An older technology, still used in some glass lenses, relies on microscopic silver halide crystals dispersed throughout the glass. UV light causes silver atoms to cluster together on the surface of these crystals, forming tiny metallic particles that absorb light and darken the lens. When the UV stops, the silver atoms disperse back into the crystal structure and the lens clears. Temperature affects the speed of both processes, which is why photochromic lenses tend to darken more in cold weather and fade back more slowly.
Quality Checks Before Delivery
Every finished lens gets inspected before it goes into your frame. A lensometer measures the actual optical power at the center of the lens and compares it to your prescription. Industry standards set by ANSI (the American National Standards Institute) define how much deviation is acceptable. For single vision and bifocal lenses, the prescription power must fall within plus or minus 0.13 diopters for most corrections. Progressive lenses have a slightly wider tolerance of plus or minus 0.16 diopters, since their complex surface geometry makes exact measurement trickier.
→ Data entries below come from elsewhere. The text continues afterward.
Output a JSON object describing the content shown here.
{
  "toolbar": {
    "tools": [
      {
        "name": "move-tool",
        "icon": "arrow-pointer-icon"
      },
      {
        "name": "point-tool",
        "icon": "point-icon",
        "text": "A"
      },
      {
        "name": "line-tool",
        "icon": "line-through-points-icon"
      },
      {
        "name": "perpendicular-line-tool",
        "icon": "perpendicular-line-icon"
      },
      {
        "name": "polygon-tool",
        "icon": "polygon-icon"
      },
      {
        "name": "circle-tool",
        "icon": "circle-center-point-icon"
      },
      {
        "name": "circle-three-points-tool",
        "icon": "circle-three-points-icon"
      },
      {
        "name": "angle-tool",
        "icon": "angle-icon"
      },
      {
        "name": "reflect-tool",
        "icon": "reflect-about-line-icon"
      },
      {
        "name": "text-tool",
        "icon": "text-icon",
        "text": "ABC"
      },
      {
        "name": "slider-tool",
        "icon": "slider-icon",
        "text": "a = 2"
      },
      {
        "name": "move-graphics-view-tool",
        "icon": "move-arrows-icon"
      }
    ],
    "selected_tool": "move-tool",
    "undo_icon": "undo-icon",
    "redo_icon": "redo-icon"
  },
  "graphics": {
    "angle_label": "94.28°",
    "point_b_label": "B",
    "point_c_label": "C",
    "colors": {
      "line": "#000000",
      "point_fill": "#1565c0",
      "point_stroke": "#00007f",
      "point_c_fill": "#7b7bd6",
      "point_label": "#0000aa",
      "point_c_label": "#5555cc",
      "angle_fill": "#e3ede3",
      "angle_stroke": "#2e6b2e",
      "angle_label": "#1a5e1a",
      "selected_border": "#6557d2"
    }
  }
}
For strong prescriptions beyond about 6.50 diopters, the tolerance switches to a percentage-based system, allowing no more than 2% to 4% deviation. The lab also checks axis alignment for astigmatism corrections, optical center placement relative to your pupil measurements, and overall lens thickness. Lenses that fall outside these tolerances get remade.
Technicians also inspect for cosmetic defects: scratches, pits, coating imperfections, or trapped debris. The lenses are held under bright light and examined at multiple angles. Once everything passes, the lenses are mounted in your frame, adjusted for fit, and cleaned for dispensing.